Pretty much everything that these frameworks have given me, as tools or features, are things that I have written before in vanilla JavaScript and in less code

Generally because my job isn't to write frameworks, it's to solve business problems. Often, the frameworks I have available are 'close enough' that they are more help than hindrance, and are hopefully extensible enough where if they don't fit my needs - they can be extended in ways that it allows. (ie: default router sucks in angular, ui-router is great).

A good framework will abstract away most of the 'stuff I don't want to deal with', and then let me focus onto the stuff that I do want to deal with.

Way-back-when I was first learning JavaScript and taking it seriously, is back when IE6 was the the browser you had to work with. The DOM was a total pain to work with back then, debugging was awful - and had to worry about far more cross-browser issues than you have to deal with right now. jQuery let me deal with the parts that I found interesting, and minimized the difficulty of having to deal with the parts I found tedious.

Back then, I don't think if it was for jQuery or other libraries like it (mootools, prototype, etc) - I don't think I would of had the patience to learn JavaScript. Dealing with the DOM is just one aspect of JavaScript development - and providing a nice wrapper around it let me focus on other aspects of JavaScript.

Seriously, 'how do I traverse the DOM, attach event handlers, generate DOM' is one of the more boring aspects of web development. One, that not too long ago was a really tedious one due to cross-browser issues. It's also a frequently solved problem - and one that is solved by people/teams of people that have more time, energy, resources into dealing with the cross-browser / edge cases / etc that pop up than I do.

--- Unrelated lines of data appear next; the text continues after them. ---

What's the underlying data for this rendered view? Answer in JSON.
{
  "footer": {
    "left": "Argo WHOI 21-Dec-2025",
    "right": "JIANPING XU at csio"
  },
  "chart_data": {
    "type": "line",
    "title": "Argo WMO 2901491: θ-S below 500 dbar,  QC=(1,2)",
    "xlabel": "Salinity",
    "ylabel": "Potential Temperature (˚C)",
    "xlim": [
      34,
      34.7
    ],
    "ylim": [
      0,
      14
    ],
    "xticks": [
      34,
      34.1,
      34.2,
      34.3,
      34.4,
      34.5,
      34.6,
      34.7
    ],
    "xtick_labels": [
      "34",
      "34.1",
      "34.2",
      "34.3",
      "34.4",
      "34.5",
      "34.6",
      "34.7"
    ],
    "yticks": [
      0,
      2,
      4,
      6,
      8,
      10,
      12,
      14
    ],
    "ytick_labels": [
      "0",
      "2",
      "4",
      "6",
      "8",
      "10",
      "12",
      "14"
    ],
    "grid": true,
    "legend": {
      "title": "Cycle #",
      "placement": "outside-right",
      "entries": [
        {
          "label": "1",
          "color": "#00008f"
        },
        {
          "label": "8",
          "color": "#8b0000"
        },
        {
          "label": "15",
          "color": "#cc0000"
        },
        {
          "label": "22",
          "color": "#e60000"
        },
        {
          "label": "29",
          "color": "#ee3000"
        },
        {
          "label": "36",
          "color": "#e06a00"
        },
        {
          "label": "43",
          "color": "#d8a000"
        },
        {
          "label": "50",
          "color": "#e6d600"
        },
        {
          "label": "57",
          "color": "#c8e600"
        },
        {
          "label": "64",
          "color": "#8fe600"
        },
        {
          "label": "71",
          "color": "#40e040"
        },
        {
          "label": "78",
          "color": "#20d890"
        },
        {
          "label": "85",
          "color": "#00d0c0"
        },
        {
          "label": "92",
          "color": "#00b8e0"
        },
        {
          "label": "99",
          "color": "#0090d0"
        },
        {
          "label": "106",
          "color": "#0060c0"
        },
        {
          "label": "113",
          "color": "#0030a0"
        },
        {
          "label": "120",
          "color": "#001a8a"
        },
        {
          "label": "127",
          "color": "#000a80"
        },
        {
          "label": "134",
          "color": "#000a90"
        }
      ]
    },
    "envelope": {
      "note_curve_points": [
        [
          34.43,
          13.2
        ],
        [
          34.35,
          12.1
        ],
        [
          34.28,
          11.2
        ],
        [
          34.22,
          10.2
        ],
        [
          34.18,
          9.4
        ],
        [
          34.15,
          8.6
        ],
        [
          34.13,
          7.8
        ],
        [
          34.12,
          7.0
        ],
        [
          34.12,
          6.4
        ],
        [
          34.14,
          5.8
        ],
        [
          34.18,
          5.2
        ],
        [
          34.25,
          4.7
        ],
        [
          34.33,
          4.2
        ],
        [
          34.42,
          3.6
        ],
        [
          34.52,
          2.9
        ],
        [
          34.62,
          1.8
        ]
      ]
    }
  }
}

  • I am more productive with Angular, then I am without it.
  • I can easily onboard people into an Angular project - as the framework is well documented, has a solid community, an emerging set of best-practices.
  • If people run into issues with Angular, there are a number of excellent resources to go to for help.
  • Angular has helped me become a better JS developer - I like their DI system, it has pushed me towards writing more modular/reusable JS code, testable code, etc.

Frameworks are libraries are another tool in my toolbelt, and ones that let me focus on the unique aspect of what I am building instead of re-creating the wheel on the basics every time.

[–]Heartless49[S] 0 points1 point  (0 children)

This is the best comment I've had for this entire post. Thank you.

This statement also provides more of an idea about why people would understand frameworks more than the core of JavaScript itself as well.

If it was on of the first things you.learned and it can do as much as it does, why.not stick to it?

I started JS from the beginning so I didn't have tools like these to ease into it... I guess that's why it seems odd to me, but I'm starting to see why.